De game krijgt wel eens het verwijt dat het levelen aan het begin van de game zo traag gaat, waardoor de game zo lastig wordt, maar wanneer je voluit de focus legt op quests en zij-opdrachten die binnen de mogelijkheden van je level liggen stijgt je level gestaag. Wanneer je dan je punten toebedeelt aan Geralt’s zwaardkunsten en een toverkracht zoals Quen die voor een onzichtbaar schild zorgt, dan ontdek je al erg snel dat je niet langer onderaan de voedselketen bengelt in Velen en kan de pret beginnen. Dan ga je met je level 9 gewoon terug naar dat bandietenkamp en klop je aan de deur met een brede grijns en een remember me voor je hen allemaal over de kling jaagt.

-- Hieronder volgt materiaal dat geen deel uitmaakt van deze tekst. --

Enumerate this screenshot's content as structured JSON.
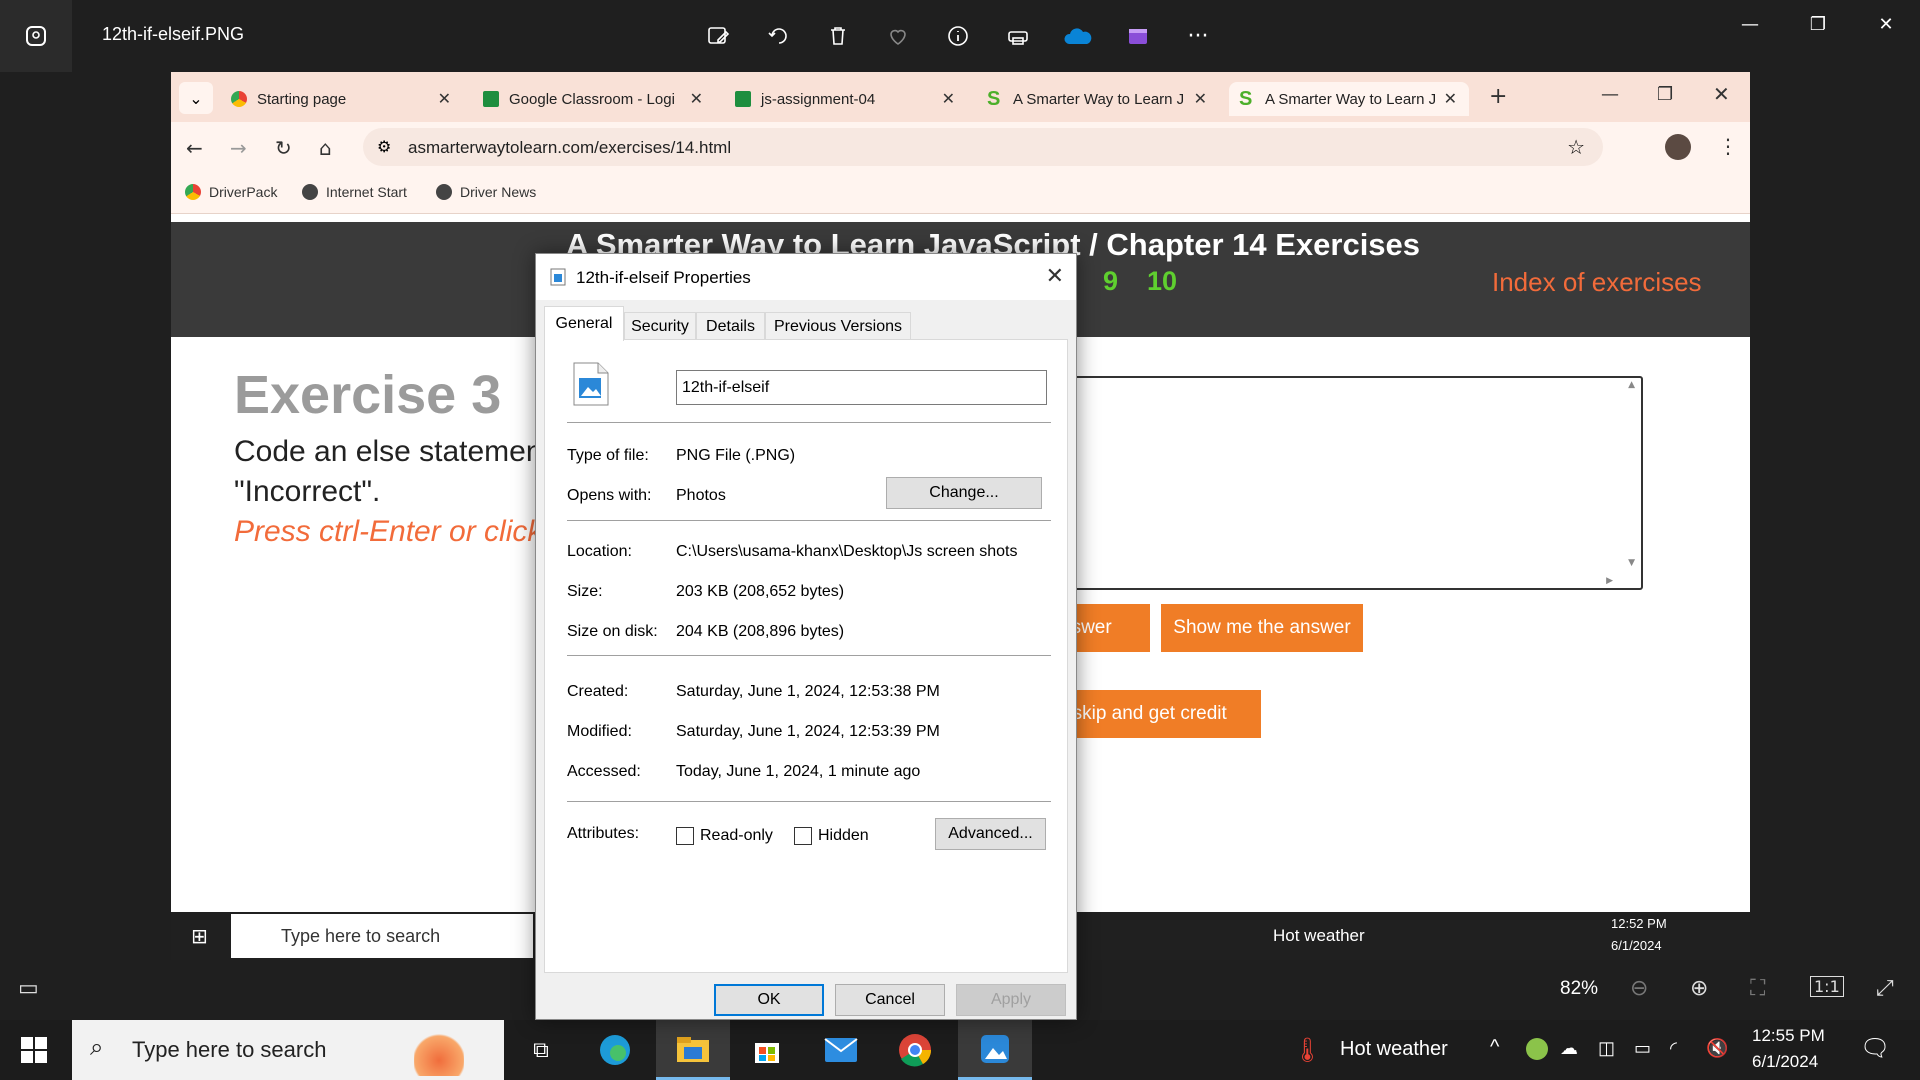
{
  "photos": {
    "file_title": "12th-if-elseif.PNG",
    "zoom": "82%"
  },
  "browser": {
    "tabs": [
      {
        "label": "Starting page"
      },
      {
        "label": "Google Classroom - Logi"
      },
      {
        "label": "js-assignment-04"
      },
      {
        "label": "A Smarter Way to Learn J"
      },
      {
        "label": "A Smarter Way to Learn J"
      }
    ],
    "url": "asmarterwaytolearn.com/exercises/14.html",
    "bookmarks": [
      "DriverPack",
      "Internet Start",
      "Driver News"
    ]
  },
  "page": {
    "heading": "A Smarter Way to Learn JavaScript / Chapter 14 Exercises",
    "nums": [
      "9",
      "10"
    ],
    "index_link": "Index of exercises",
    "exercise_title": "Exercise 3",
    "exercise_desc_1": "Code an else statemen",
    "exercise_desc_2": "\"Incorrect\".",
    "exercise_hint": "Press ctrl-Enter or click b",
    "btn_answer_partial": "nswer",
    "btn_show_answer": "Show me the answer",
    "btn_skip": "- skip and get credit"
  },
  "inner_taskbar": {
    "search": "Type here to search",
    "weather": "Hot weather",
    "time": "12:52 PM",
    "date": "6/1/2024"
  },
  "taskbar": {
    "search": "Type here to search",
    "weather": "Hot weather",
    "time": "12:55 PM",
    "date": "6/1/2024"
  },
  "dialog": {
    "title": "12th-if-elseif Properties",
    "tabs": [
      "General",
      "Security",
      "Details",
      "Previous Versions"
    ],
    "filename": "12th-if-elseif",
    "type_label": "Type of file:",
    "type_value": "PNG File (.PNG)",
    "opens_label": "Opens with:",
    "opens_value": "Photos",
    "change_btn": "Change...",
    "location_label": "Location:",
    "location_value": "C:\\Users\\usama-khanx\\Desktop\\Js screen shots",
    "size_label": "Size:",
    "size_value": "203 KB (208,652 bytes)",
    "disk_label": "Size on disk:",
    "disk_value": "204 KB (208,896 bytes)",
    "created_label": "Created:",
    "created_value": "Saturday, June 1, 2024, 12:53:38 PM",
    "modified_label": "Modified:",
    "modified_value": "Saturday, June 1, 2024, 12:53:39 PM",
    "accessed_label": "Accessed:",
    "accessed_value": "Today, June 1, 2024, 1 minute ago",
    "attributes_label": "Attributes:",
    "readonly_label": "Read-only",
    "hidden_label": "Hidden",
    "advanced_btn": "Advanced...",
    "ok_btn": "OK",
    "cancel_btn": "Cancel",
    "apply_btn": "Apply"
  }
}
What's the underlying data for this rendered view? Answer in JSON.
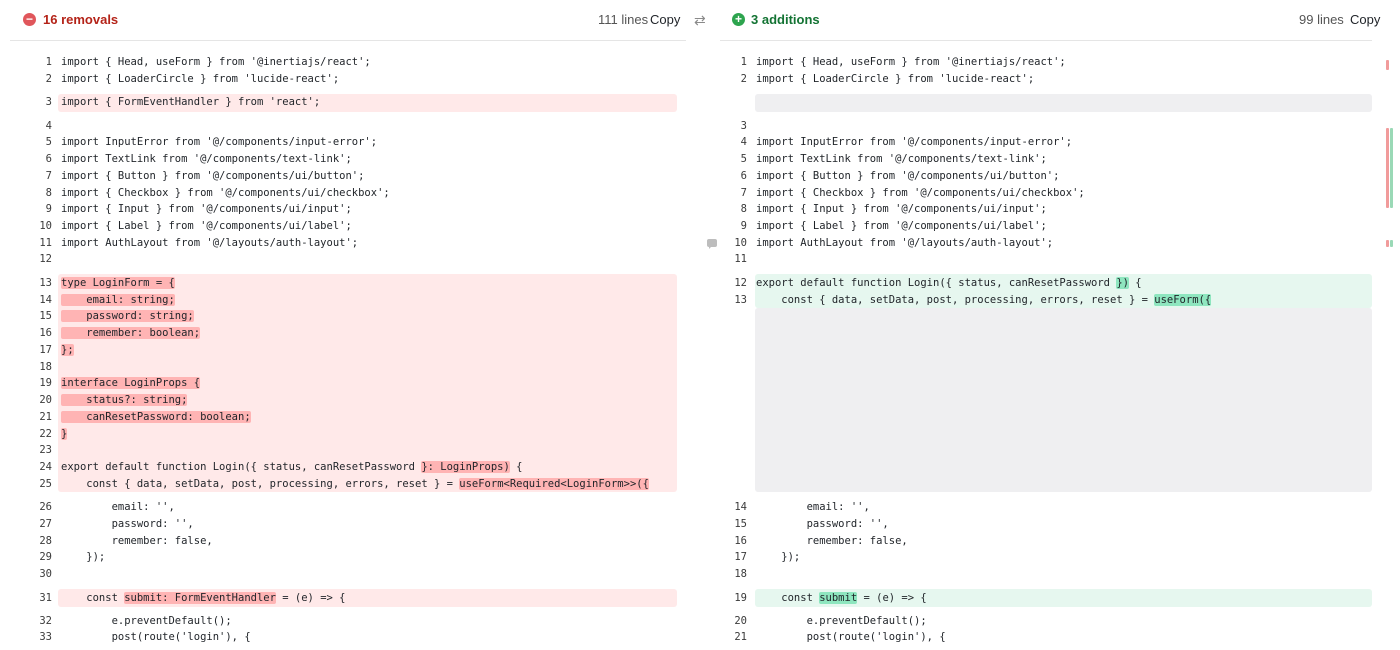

En dat is voor mij momenteel toch echt wat me het meest intrigeert aan mijn nieuwe speelbeurt van The Witcher 3. De spelwereld leeft als vanouds en er zijn zo veel avonturen te beleven en diepgaande verhalen nog te ontdekken, maar voor het eerst heb ik het gevoel dat mijn Geralt er een onderdeel van is. De hogere moeilijkheidsgraad dwingt me meer van de wereld te ontdekken en doordachter mijn eigen pad uit te stippelen, en de progressie die ik maak is stukken belonender. Ik speel The Witcher 3 dus eindelijk zoals ik het hoor te spelen, en dat hoop ik nog een tijdje te doen. Ik weet alvast waar mijn volgende ik speel nog steeds zal over gaan.